Zoom grows through a product-centric flywheel. Users invite others to meetings. This gives them a chance to discover (and fall in love with) the product. Those new users create their own Zoom accounts, and many eventually decide to start paying for the product.
The company revealed that 55% of their $100k+ accounts started with a single user of their free plan.
With PLGs massive growth, many wonder if PLG and self-service solutions will replace Sales.
Here’s the thing.
Sales Isn’t Going Anywhere
Even if a product sells itself, it’s not going away any time soon, and now there’s original data to prove it.
OpenView recently analyzed the publicly traded SaaS companies with a self-service, go-to-market strategy (including Zoom). It turns out these companies don’t just hire product managers. Sales still makes up 25% of their headcount on average.
These businesses are actually hiring for Sales faster than they’re hiring for other functions. Sales and business development headcount increased by 45% year-on-year versus just 33% in non-sales roles (the full data is available here).
Messaging software company, Slack, is particularly aggressive in its courting of sales reps.
This marks a major reversal for the company. Back in 2016, Slack’s CEO, Stewart Butterfield, told Business Insider, “I think we can get away without having a sales team in any kind of traditional way probably forever.” Flash forward to 2019, and the company grew sales headcount by 66% year-on-year, which is twice the rate of other roles (31%).

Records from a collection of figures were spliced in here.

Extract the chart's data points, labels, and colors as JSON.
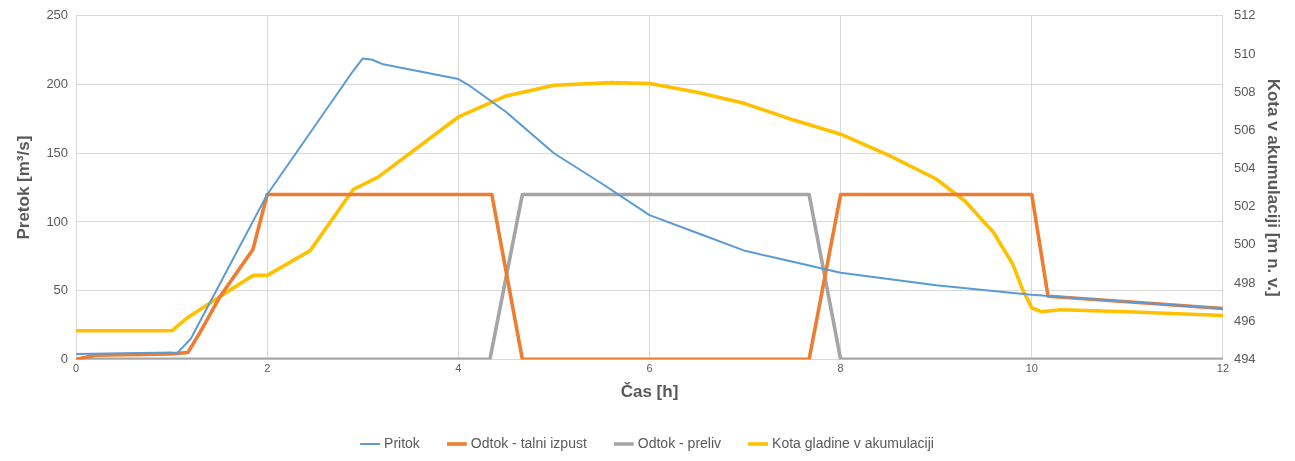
{
  "chart_data": {
    "type": "line",
    "xlabel": "Čas [h]",
    "ylabel": "Pretok [m³/s]",
    "y2label": "Kota v akumulaciji [m n. v.]",
    "xlim": [
      0,
      12
    ],
    "xticks": [
      0,
      2,
      4,
      6,
      8,
      10,
      12
    ],
    "ylim": [
      0,
      250
    ],
    "yticks": [
      0,
      50,
      100,
      150,
      200,
      250
    ],
    "y2lim": [
      494,
      512
    ],
    "y2ticks": [
      494,
      496,
      498,
      500,
      502,
      504,
      506,
      508,
      510,
      512
    ],
    "grid": true,
    "legend": "bottom",
    "marker": "none",
    "line_style": "solid",
    "series": [
      {
        "name": "Pritok",
        "color": "#5b9bd5",
        "x": [
          0,
          1,
          1.05,
          1.2,
          2,
          2.5,
          2.9,
          3,
          3.1,
          3.2,
          4,
          4.1,
          4.5,
          5,
          5.5,
          6,
          6.5,
          7,
          7.5,
          8,
          9,
          10,
          11,
          12
        ],
        "values": [
          4,
          5,
          4,
          15,
          120,
          170,
          210,
          219,
          218,
          215,
          204,
          200,
          180,
          150,
          128,
          105,
          92,
          79,
          71,
          63,
          54,
          47,
          42,
          37
        ]
      },
      {
        "name": "Odtok - talni izpust",
        "color": "#ed7d31",
        "x": [
          0,
          0.2,
          1,
          1.17,
          1.3,
          1.5,
          1.85,
          2,
          4.35,
          4.67,
          7.67,
          8,
          10,
          10.17,
          11,
          12
        ],
        "values": [
          0,
          3,
          4,
          5,
          20,
          45,
          80,
          120,
          120,
          0,
          0,
          120,
          120,
          46,
          42,
          37
        ]
      },
      {
        "name": "Odtok - preliv",
        "color": "#a5a5a5",
        "x": [
          0,
          4.33,
          4.67,
          7.67,
          8,
          12
        ],
        "values": [
          0,
          0,
          120,
          120,
          0,
          0
        ]
      },
      {
        "name": "Kota gladine v akumulaciji",
        "color": "#ffc000",
        "axis": "y2",
        "x": [
          0,
          1,
          1.17,
          1.6,
          1.85,
          2,
          2.45,
          2.9,
          3.16,
          4,
          4.5,
          5,
          5.6,
          6,
          6.5,
          7,
          7.5,
          8,
          8.5,
          9,
          9.3,
          9.6,
          9.8,
          9.9,
          10,
          10.1,
          10.3,
          11,
          12
        ],
        "values": [
          495.5,
          495.5,
          496.2,
          497.6,
          498.4,
          498.4,
          499.7,
          502.9,
          503.55,
          506.7,
          507.8,
          508.36,
          508.5,
          508.45,
          508,
          507.4,
          506.55,
          505.8,
          504.7,
          503.45,
          502.3,
          500.65,
          499,
          497.7,
          496.7,
          496.5,
          496.6,
          496.5,
          496.3
        ]
      }
    ]
  }
}
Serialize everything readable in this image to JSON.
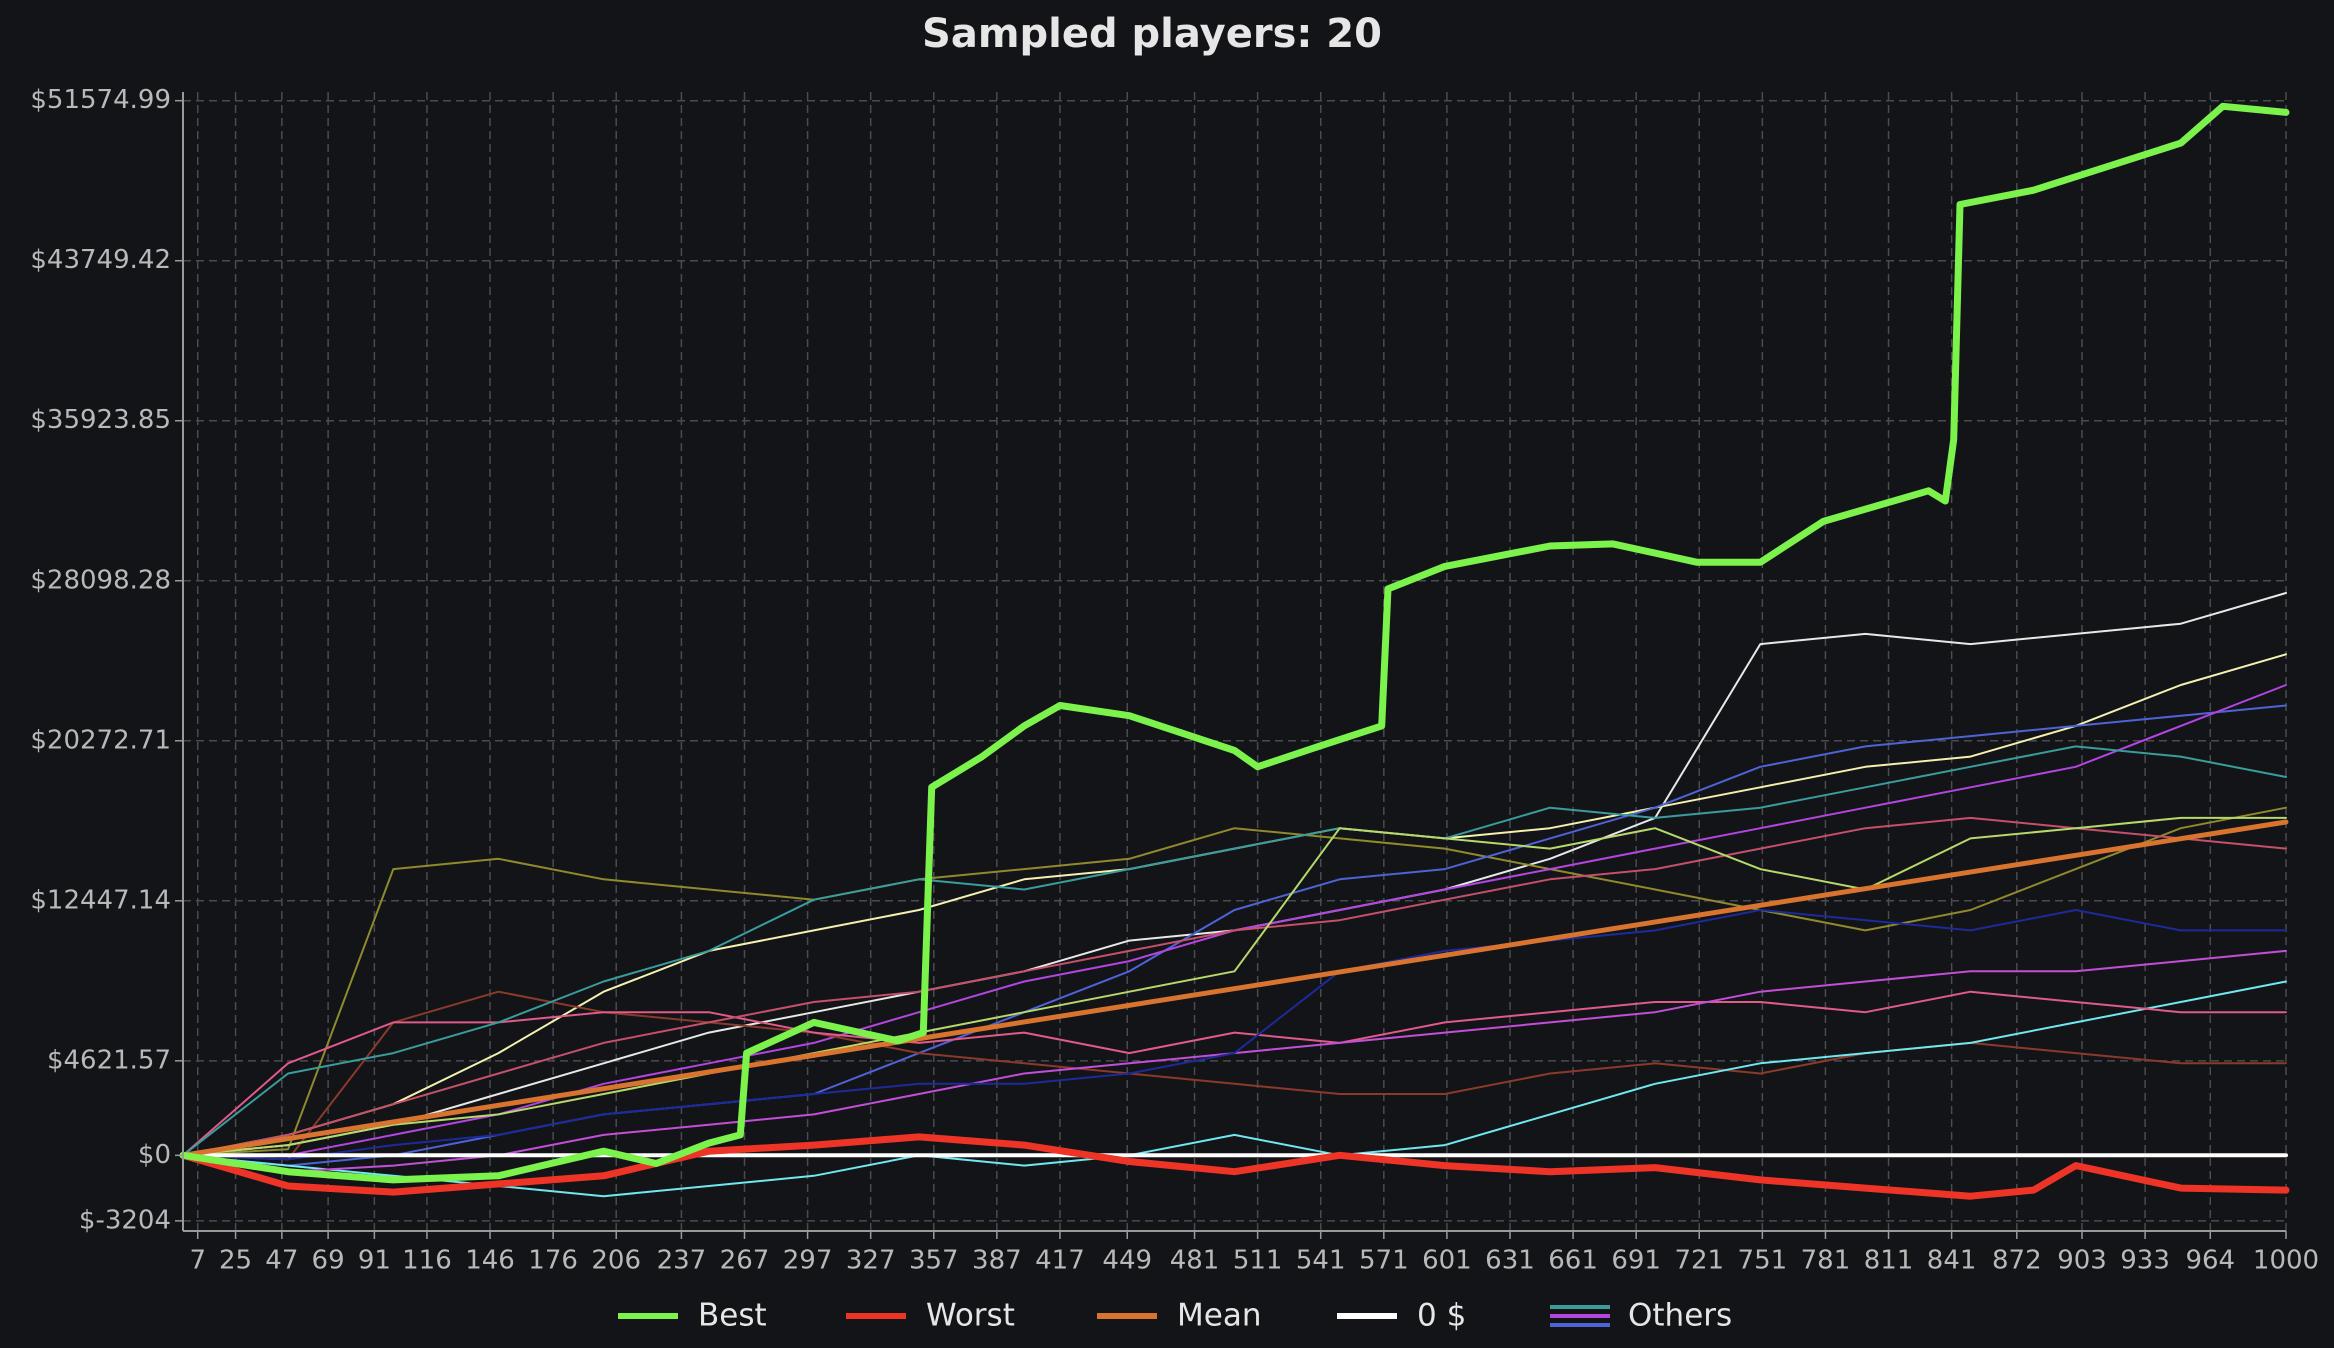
{
  "chart_data": {
    "type": "line",
    "title": "Sampled players: 20",
    "xlim": [
      0,
      1000
    ],
    "ylim": [
      -3700,
      52000
    ],
    "grid": true,
    "xticks": [
      7,
      25,
      47,
      69,
      91,
      116,
      146,
      176,
      206,
      237,
      267,
      297,
      327,
      357,
      387,
      417,
      449,
      481,
      511,
      541,
      571,
      601,
      631,
      661,
      691,
      721,
      751,
      781,
      811,
      841,
      872,
      903,
      933,
      964,
      1000
    ],
    "yticks": [
      {
        "value": -3204,
        "label": "$-3204"
      },
      {
        "value": 0,
        "label": "$0"
      },
      {
        "value": 4621.57,
        "label": "$4621.57"
      },
      {
        "value": 12447.14,
        "label": "$12447.14"
      },
      {
        "value": 20272.71,
        "label": "$20272.71"
      },
      {
        "value": 28098.28,
        "label": "$28098.28"
      },
      {
        "value": 35923.85,
        "label": "$35923.85"
      },
      {
        "value": 43749.42,
        "label": "$43749.42"
      },
      {
        "value": 51574.99,
        "label": "$51574.99"
      }
    ],
    "series": [
      {
        "name": "Best",
        "color": "#7cf24c",
        "width": 7,
        "x": [
          0,
          50,
          100,
          150,
          200,
          225,
          250,
          265,
          268,
          300,
          340,
          352,
          356,
          380,
          400,
          417,
          450,
          500,
          511,
          540,
          570,
          573,
          600,
          650,
          680,
          720,
          750,
          780,
          830,
          838,
          842,
          845,
          880,
          950,
          970,
          1000
        ],
        "values": [
          0,
          -800,
          -1200,
          -1000,
          200,
          -400,
          600,
          1000,
          5000,
          6500,
          5600,
          6000,
          18000,
          19500,
          21000,
          22000,
          21500,
          19800,
          19000,
          20000,
          21000,
          27700,
          28800,
          29800,
          29900,
          29000,
          29000,
          31000,
          32500,
          32000,
          35000,
          46500,
          47200,
          49500,
          51300,
          51000
        ]
      },
      {
        "name": "Worst",
        "color": "#ee3426",
        "width": 7,
        "x": [
          0,
          50,
          100,
          200,
          250,
          300,
          350,
          400,
          450,
          500,
          550,
          600,
          650,
          700,
          750,
          800,
          850,
          880,
          900,
          950,
          1000
        ],
        "values": [
          0,
          -1500,
          -1800,
          -1000,
          200,
          500,
          900,
          500,
          -300,
          -800,
          0,
          -500,
          -800,
          -600,
          -1200,
          -1600,
          -2000,
          -1700,
          -500,
          -1600,
          -1700
        ]
      },
      {
        "name": "Mean",
        "color": "#d9742e",
        "width": 5,
        "x": [
          0,
          1000
        ],
        "values": [
          0,
          16300
        ]
      },
      {
        "name": "0 $",
        "color": "#ffffff",
        "width": 4,
        "x": [
          0,
          1000
        ],
        "values": [
          0,
          0
        ]
      }
    ],
    "others": {
      "name": "Others",
      "x": [
        0,
        50,
        100,
        150,
        200,
        250,
        300,
        350,
        400,
        450,
        500,
        550,
        600,
        650,
        700,
        750,
        800,
        850,
        900,
        950,
        1000
      ],
      "lines": [
        {
          "color": "#e8e8e8",
          "values": [
            0,
            500,
            1500,
            3000,
            4500,
            6000,
            7000,
            8000,
            9000,
            10500,
            11000,
            12000,
            13000,
            14500,
            16500,
            25000,
            25500,
            25000,
            25500,
            26000,
            27500
          ]
        },
        {
          "color": "#f3f0b0",
          "values": [
            0,
            1000,
            2500,
            5000,
            8000,
            10000,
            11000,
            12000,
            13500,
            14000,
            15000,
            16000,
            15500,
            16000,
            17000,
            18000,
            19000,
            19500,
            21000,
            23000,
            24500
          ]
        },
        {
          "color": "#8f8a2c",
          "values": [
            0,
            300,
            14000,
            14500,
            13500,
            13000,
            12500,
            13500,
            14000,
            14500,
            16000,
            15500,
            15000,
            14000,
            13000,
            12000,
            11000,
            12000,
            14000,
            16000,
            17000
          ]
        },
        {
          "color": "#4d63d6",
          "values": [
            0,
            -500,
            0,
            1000,
            2000,
            2500,
            3000,
            5000,
            7000,
            9000,
            12000,
            13500,
            14000,
            15500,
            17000,
            19000,
            20000,
            20500,
            21000,
            21500,
            22000
          ]
        },
        {
          "color": "#b345e0",
          "values": [
            0,
            0,
            1000,
            2000,
            3500,
            4500,
            5500,
            7000,
            8500,
            9500,
            11000,
            12000,
            13000,
            14000,
            15000,
            16000,
            17000,
            18000,
            19000,
            21000,
            23000
          ]
        },
        {
          "color": "#8a3a2a",
          "values": [
            0,
            -200,
            6500,
            8000,
            7000,
            6500,
            6000,
            5000,
            4500,
            4000,
            3500,
            3000,
            3000,
            4000,
            4500,
            4000,
            5000,
            5500,
            5000,
            4500,
            4500
          ]
        },
        {
          "color": "#6fe8f0",
          "values": [
            0,
            -500,
            -1000,
            -1500,
            -2000,
            -1500,
            -1000,
            0,
            -500,
            0,
            1000,
            0,
            500,
            2000,
            3500,
            4500,
            5000,
            5500,
            6500,
            7500,
            8500
          ]
        },
        {
          "color": "#e05a8a",
          "values": [
            0,
            4500,
            6500,
            6500,
            7000,
            7000,
            6000,
            5500,
            6000,
            5000,
            6000,
            5500,
            6500,
            7000,
            7500,
            7500,
            7000,
            8000,
            7500,
            7000,
            7000
          ]
        },
        {
          "color": "#3a9c9c",
          "values": [
            0,
            4000,
            5000,
            6500,
            8500,
            10000,
            12500,
            13500,
            13000,
            14000,
            15000,
            16000,
            15500,
            17000,
            16500,
            17000,
            18000,
            19000,
            20000,
            19500,
            18500
          ]
        },
        {
          "color": "#c24fd8",
          "values": [
            0,
            -800,
            -500,
            0,
            1000,
            1500,
            2000,
            3000,
            4000,
            4500,
            5000,
            5500,
            6000,
            6500,
            7000,
            8000,
            8500,
            9000,
            9000,
            9500,
            10000
          ]
        },
        {
          "color": "#1d2a9a",
          "values": [
            0,
            -200,
            500,
            1000,
            2000,
            2500,
            3000,
            3500,
            3500,
            4000,
            5000,
            9000,
            10000,
            10500,
            11000,
            12000,
            11500,
            11000,
            12000,
            11000,
            11000
          ]
        },
        {
          "color": "#c4506a",
          "values": [
            0,
            1000,
            2500,
            4000,
            5500,
            6500,
            7500,
            8000,
            9000,
            10000,
            11000,
            11500,
            12500,
            13500,
            14000,
            15000,
            16000,
            16500,
            16000,
            15500,
            15000
          ]
        },
        {
          "color": "#b7d86a",
          "values": [
            0,
            500,
            1500,
            2000,
            3000,
            4000,
            5000,
            6000,
            7000,
            8000,
            9000,
            16000,
            15500,
            15000,
            16000,
            14000,
            13000,
            15500,
            16000,
            16500,
            16500
          ]
        }
      ]
    }
  }
}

It seems to be paying off, too. Slack recently beat out Microsoft to win a company-wide deal with IBM’s 350,000 employees. End-users at IBM have been using Slack since 2014 (presumably without a sales rep), but I bet Sales played an important role in making the case for enterprise adoption.
Atlassian, the self-service pioneer, famously had no salespeople, even as they scaled to a $5 billion valuation in 2016. No Sales was to Atlassian the way no software was to Salesforce. However, today, Atlassian employs more than 150 people in sales, according to data from LinkedIn.
Atlassian may shy away from traditional titles, preferring to call their reps Enterprise Advocates rather than account executives. However, in a recent job posting, Atlassian explained that Enterprise Advocates are expected to “build and implement an effective sales strategy to drive adoption of select products and services to our Enterprise customer base.”
Sounds an awful lot like Sales. doesn’t it?
Self-Service and Sales: Allies Rather than Enemies
The reality is that self-service and Sales make an extremely powerful pairing. Sales helps accelerate a businesses’ natural rate of growth by driving higher conversion rates and deal sizes.
Sales also improves customer experience, particularly for those with more complex requirements or who need more assistance.
When we’re done fighting between product and Sales, we might begin to recognize the unique advantages that a sales team can bring to a self-service business.